Sommer 1962, eine Hochzeit im Freien im Südwesten Frankreichs. Pierre, der Bräutigam ist düsterer Stimmung - er muss zurück nach Algerien, in den Krieg. Auch der junge François ist auf dem Fest, zusammen mit Maité, die er heimlich liebt, und deren Mutter, Madame Alvarez, eine Sozialistin, die im Internat Literatur unterrichtet. Im Internat ist François ein kleiner 'Intellektueller', der sich für Rimbaud und Faulkner und fürs Kino interessiert. Sein bester Freund Serge, der Bruder Pierres, hat es eher mit der Mathematik. Sie verstehen sich, und langsam entsteht auch etwas wie Liebe zwischen ihnen: Die scheue Maité hingegen will keinen der beiden wirklich an sich heranlassen.

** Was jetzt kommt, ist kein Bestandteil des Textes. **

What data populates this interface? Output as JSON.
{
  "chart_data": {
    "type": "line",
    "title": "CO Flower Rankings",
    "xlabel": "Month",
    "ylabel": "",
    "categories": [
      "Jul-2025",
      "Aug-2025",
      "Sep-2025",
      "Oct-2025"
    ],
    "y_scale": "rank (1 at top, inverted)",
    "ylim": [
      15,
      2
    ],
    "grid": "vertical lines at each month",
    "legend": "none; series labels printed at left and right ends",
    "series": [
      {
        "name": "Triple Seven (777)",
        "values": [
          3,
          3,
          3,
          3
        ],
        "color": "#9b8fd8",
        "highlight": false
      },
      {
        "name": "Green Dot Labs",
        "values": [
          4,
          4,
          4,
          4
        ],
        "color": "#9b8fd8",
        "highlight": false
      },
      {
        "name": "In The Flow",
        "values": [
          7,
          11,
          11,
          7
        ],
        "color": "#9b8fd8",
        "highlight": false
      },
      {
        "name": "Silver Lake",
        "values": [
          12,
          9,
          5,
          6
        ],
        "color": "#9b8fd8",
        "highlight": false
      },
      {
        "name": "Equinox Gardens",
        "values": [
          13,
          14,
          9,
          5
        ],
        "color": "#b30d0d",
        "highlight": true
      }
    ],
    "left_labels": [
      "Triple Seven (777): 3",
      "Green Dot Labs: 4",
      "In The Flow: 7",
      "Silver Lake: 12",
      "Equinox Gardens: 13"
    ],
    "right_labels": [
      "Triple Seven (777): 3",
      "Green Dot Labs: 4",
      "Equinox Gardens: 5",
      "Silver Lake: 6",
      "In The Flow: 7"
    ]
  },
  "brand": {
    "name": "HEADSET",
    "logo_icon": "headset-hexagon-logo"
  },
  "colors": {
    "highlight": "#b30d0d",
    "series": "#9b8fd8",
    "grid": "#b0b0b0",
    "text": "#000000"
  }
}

Ein neuer Schüler kommt in die Klasse: Henri, 21 Jahre, ein Algerienfranzose, macht in einem Aufsatz gleich klar, wo er politisch steht: Algerien soll französisch bleiben; sein Vater ist dort bei einer Bombenexplosion gestorben. Henri provoziert und fördert die Beziehung zwischen Serge und François und weiht auch Maité ein in das Geheimnis der beiden Jungen. Die Nachricht kommt, dass Pierre in Algerien getötet worden ist. Die Spannungen zwischen den vier jungen Leuten wachsen. Und zwischen Schule und Fluss, zwischen Anziehung und Abweisung entwickelt sich zwischen ihnen eine zärtlich-poetische Geschichte. Zeit des Aufbruchs, Zeit des Erwachsenwerdens, Reife-Prüfung: das sind bevorzugte Themen von Regisseur André Téchiné. In 'Wilde Herzen' bringt er Privates und Politisches in einer einzigartigen Mischung von Spontaneität und Melodram zusammen. Der Film wurde mit einer Vielzahl der französischen Filmpreise César ausgezeichnet, darunter für den besten Film, den besten Regisseur und für die Élodie Bouchez als beste Nachwuchsschauspielerin.